Data-driven characterization of subsurface structure using Large-N array (video)

TitleData-driven characterization of subsurface structure using Large-N array (video)
Publication TypePresentation
Year of Publication2016
AuthorsNakata, N
Abstract

Dr. Nori Nakata of Stanford U. presents "Data-driven characterization of subsurface structure using Large-N array" at the MIT Earth Resources Lab on February 12, 2016.

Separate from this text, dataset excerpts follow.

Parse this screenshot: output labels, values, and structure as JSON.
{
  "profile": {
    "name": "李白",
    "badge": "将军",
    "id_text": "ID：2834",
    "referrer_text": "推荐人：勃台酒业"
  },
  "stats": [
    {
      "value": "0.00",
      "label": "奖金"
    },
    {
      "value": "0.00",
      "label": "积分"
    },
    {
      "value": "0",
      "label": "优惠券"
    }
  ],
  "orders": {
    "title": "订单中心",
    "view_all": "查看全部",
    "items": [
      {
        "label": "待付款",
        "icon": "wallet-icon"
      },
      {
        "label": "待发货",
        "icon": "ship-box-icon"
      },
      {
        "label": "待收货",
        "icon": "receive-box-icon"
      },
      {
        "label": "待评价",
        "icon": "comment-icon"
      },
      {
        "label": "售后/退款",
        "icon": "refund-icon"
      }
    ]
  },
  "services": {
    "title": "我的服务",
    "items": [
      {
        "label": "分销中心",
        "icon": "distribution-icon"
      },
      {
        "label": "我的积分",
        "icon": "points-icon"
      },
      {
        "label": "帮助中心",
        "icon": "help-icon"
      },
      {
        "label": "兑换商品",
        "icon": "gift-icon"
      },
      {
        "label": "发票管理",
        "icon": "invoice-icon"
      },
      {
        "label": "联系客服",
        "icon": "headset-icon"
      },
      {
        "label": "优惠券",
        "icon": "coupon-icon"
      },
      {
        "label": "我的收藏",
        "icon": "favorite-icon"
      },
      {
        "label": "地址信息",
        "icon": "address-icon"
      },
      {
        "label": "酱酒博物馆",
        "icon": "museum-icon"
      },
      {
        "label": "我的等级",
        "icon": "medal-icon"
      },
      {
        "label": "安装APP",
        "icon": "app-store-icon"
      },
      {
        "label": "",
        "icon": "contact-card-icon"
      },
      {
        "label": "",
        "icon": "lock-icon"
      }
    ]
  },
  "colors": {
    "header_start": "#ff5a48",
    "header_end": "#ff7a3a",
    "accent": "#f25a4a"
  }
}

"Earth's seismic velocity structure is heterogeneous at all scales, and mapping that heterogeneity directly contributes to the accuracy of understanding subsurface geology and geodynamics, and simulating linear path effects for ground motion prediction. Very dense receiver networks, such as a few thousands receivers within 10x10 km2, provide a unique opportunity to understand the local structure at scales that are relevant to high-frequency strong ground motion. I use body waves hidden in continuous ambient-field records of the dense arrays to create tomographic images of 3D velocity model. Compared with conventional surface-wave ambient-field tomography, body-wave tomography provides a 3D velocity model with higher spatial resolution. We find that the velocity model at Long Beach, California, has strong anisotropic heterogeneity in which the horizontal correlation length is five times greater than the vertical scale length. These small-scale heterogeneities are important for high-frequency motion prediction for earthquakes. I also demonstrate the importance of Large-N arrays for volcano monitoring to extract body waves propagating through magma bodies."